It will work, but only because the function parameter is a pointer to an array.

here p is a pointer to an array. so sizeof(*p) is size of complete array ? is this right ?

Yes, that's it exactly.

Will you please tell that when we say &a, then isn't it refer to first element of array ? it is a question in one book. i am not getting it.

This is where people tend to get confuzzled. The address is the same, but the type is different. So for int a[5];, a gives you a pointer to int and &a[0] also gives you a pointer to int, because both of these are value context expressions on the array. &a is an object context expression on the array, so the result, even though you get exactly the same address, has a different type: int(*)[5].

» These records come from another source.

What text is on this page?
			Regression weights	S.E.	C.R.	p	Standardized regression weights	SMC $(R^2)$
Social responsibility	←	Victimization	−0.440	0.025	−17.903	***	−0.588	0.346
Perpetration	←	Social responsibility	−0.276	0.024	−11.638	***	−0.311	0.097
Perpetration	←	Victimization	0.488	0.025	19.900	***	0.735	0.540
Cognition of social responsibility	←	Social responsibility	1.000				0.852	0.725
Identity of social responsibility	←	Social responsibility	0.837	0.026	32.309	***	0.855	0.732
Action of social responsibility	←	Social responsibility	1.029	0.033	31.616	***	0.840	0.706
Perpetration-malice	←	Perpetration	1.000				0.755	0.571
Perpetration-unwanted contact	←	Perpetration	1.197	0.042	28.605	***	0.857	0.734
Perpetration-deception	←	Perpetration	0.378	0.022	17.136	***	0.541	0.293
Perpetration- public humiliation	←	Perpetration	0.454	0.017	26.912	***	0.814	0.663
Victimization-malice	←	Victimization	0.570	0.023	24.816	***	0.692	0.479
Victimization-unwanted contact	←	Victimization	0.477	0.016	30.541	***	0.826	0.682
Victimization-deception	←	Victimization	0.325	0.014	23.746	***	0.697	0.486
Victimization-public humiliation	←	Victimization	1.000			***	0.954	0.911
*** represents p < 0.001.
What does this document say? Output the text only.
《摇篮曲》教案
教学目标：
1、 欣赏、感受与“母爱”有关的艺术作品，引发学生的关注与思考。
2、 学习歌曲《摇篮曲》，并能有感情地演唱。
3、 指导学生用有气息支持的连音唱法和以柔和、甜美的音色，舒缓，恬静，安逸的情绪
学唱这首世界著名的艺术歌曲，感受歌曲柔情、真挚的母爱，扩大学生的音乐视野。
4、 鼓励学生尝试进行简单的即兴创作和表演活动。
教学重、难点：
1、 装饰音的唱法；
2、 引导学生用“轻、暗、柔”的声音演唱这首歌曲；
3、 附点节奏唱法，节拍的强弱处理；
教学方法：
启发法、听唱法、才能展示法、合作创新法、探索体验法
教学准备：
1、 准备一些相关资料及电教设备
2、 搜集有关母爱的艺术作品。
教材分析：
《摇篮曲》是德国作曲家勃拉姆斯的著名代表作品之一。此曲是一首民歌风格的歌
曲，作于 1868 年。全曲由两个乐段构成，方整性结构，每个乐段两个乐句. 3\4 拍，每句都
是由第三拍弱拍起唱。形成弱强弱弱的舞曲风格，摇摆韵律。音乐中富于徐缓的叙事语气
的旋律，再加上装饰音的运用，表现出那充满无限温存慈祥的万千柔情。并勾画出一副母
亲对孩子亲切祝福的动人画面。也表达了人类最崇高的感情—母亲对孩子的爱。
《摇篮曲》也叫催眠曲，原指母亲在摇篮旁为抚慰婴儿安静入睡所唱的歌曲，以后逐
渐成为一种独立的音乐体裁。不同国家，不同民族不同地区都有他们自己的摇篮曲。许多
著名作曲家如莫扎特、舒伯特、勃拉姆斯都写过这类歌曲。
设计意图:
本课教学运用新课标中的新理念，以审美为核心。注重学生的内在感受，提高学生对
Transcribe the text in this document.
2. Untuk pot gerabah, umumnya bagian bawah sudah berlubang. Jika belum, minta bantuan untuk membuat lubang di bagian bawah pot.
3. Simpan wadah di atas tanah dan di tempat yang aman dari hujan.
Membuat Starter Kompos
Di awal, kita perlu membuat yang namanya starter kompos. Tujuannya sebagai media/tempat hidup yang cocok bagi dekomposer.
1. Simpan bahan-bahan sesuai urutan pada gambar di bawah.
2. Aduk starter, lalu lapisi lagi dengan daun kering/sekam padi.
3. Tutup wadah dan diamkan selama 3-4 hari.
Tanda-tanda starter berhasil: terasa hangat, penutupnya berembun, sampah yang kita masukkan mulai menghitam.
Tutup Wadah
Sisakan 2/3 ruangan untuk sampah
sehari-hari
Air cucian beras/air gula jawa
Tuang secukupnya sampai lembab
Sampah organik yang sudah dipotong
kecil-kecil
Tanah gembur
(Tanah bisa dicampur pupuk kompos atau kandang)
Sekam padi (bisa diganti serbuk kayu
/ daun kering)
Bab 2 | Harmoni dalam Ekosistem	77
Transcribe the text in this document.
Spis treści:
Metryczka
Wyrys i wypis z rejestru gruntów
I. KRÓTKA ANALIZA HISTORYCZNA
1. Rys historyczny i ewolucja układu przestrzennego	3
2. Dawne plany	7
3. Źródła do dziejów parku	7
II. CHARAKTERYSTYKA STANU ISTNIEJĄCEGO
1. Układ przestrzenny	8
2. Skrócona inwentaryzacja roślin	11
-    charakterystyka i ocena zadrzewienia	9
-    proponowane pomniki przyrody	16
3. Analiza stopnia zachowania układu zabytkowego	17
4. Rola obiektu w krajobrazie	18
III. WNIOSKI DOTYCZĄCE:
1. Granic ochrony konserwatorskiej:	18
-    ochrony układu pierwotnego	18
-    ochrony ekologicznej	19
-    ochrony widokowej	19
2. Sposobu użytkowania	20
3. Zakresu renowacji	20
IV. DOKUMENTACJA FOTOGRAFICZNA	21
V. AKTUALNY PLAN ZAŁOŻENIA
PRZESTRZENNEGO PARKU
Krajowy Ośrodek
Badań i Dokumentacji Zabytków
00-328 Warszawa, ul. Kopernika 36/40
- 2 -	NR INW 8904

Note that this is why the following call to scanf() is buggy:

char name[50];
scanf("%49s", &name); /* The ampersand shouldn't be there! */

The reason why it's buggy is because scanf() is being passed a pointer to an unexpected type. scanf() expects char*, but what's actually passed is char(*)[50].

WOW! how great your explainations are! Just one last question which you haven't answered is that &a will give me a pointer to an array, that's right ok. so this tells me that it doesn't refer to first element of array or I should say that it is not giving us address of first element of array , rather giving us address of an array of a particular size ? am i right ? and secondly, when we write

scanf("%d",&a[i][j]);
scanf("%s",&a);

where a is integer array and character array respectively. So this means these statement will give wrong result(means it will not take input properly) if i write this ?

so this tells me that it doesn't refer to first element of array or I should say that it is not giving us address of first element of array , rather giving us address of an array of a particular size ? am i right ?

This is where people often get confused. The address of the array is the same as the address of the first element. The difference between a pointer to an array and a pointer to the first element is how that address is interpreted through the data type.

Later down the road you can use this concept to your advantage through a technique called type punning.

So this means these statement will give wrong result

It's not that it won't work as expect, but that's a possibility. Passing a type that's unexpected to scanf() or printf() will invoke undefined behavior. At that point, anything at all could happen, which includes working as expected.

My biggest issue in the past with correcting this error has been the "it works for me" logical fallacy. I'll say that the code is buggy, and the author will respond with "but it works for me".

thanks for solving this thread. you are GOD of this language. hats off to u....